2 heart sound enhancement, the third to fifth intercostal space of the left sternal border or the apex of the apex can be heard in the middle and late murmur of rough jet contraction, and the lower jaw is relieved;

3 ECG often shows left ventricular hypertrophy and strain, and R wave increases in the right anterior region lead;

4 echocardiography often shows asymmetrical cardiac hypertrophy, especially in the ventricular septal hypertrophy, while the right ventricular anterior wall is often not thickened.

5. Restricted cardiomyopathy: This disease first refers to endocardial myocardium fibrosis, which is not well defined, and can be differentiated from cardiac amyloidosis by means of the following points:

1Echocardiogram shows mainly enhancement and thickening of endocardial reflex, rather than myocardial thickening;

2 extracardiac symptoms without cardiac amyloidosis;

3 endomyocardial biopsy is characterized by interstitial fibrosis, without amyloid deposition, followed by systemic scleroderma invasion of the heart, can also show the performance of restrictive cardiomyopathy characterized by myocardial interstitial fibrosis, but It has systemic manifestations of scleroderma, especially skin hardening and pigmentation, which is easier to distinguish from cardiac amyloidosis.
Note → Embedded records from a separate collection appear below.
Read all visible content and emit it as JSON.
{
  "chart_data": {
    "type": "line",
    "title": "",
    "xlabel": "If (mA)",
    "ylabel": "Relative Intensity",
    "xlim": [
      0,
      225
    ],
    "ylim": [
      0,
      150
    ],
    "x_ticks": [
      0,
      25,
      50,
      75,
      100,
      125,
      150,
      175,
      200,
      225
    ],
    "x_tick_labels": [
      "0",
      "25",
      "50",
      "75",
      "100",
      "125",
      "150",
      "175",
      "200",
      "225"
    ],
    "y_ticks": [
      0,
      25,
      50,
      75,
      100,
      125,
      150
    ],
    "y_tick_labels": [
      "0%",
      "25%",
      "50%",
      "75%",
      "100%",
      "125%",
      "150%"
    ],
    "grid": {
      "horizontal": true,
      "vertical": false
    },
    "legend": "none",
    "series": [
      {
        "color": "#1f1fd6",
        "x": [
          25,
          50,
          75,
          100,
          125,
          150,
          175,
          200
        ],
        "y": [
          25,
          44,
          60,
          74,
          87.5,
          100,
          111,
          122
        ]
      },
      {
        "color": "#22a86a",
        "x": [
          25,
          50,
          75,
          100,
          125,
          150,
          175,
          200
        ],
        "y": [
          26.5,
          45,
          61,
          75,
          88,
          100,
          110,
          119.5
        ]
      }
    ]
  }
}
6. Cardiac sarcoidosis: The clinical manifestations of this disease can be similar to cardiac amyloidosis, but the disease has the following characteristics, which is helpful for identification of cardiac amyloidosis:

1 chest radiograph showed bilateral hilar lymphadenopathy, nodular or cord-like infiltrating shadow in the lung field;

2 visible nodular erythema on the skin;

3 blood calcium, elevated urinary calcium;

4 sarcoidosis antigen skin test (Kviem-Siltzbaih test) positive;

5 endocardial myocardium or extracardiac suspicious tissue biopsy can be seen by the accumulation of granuloma formed by epithelial cells.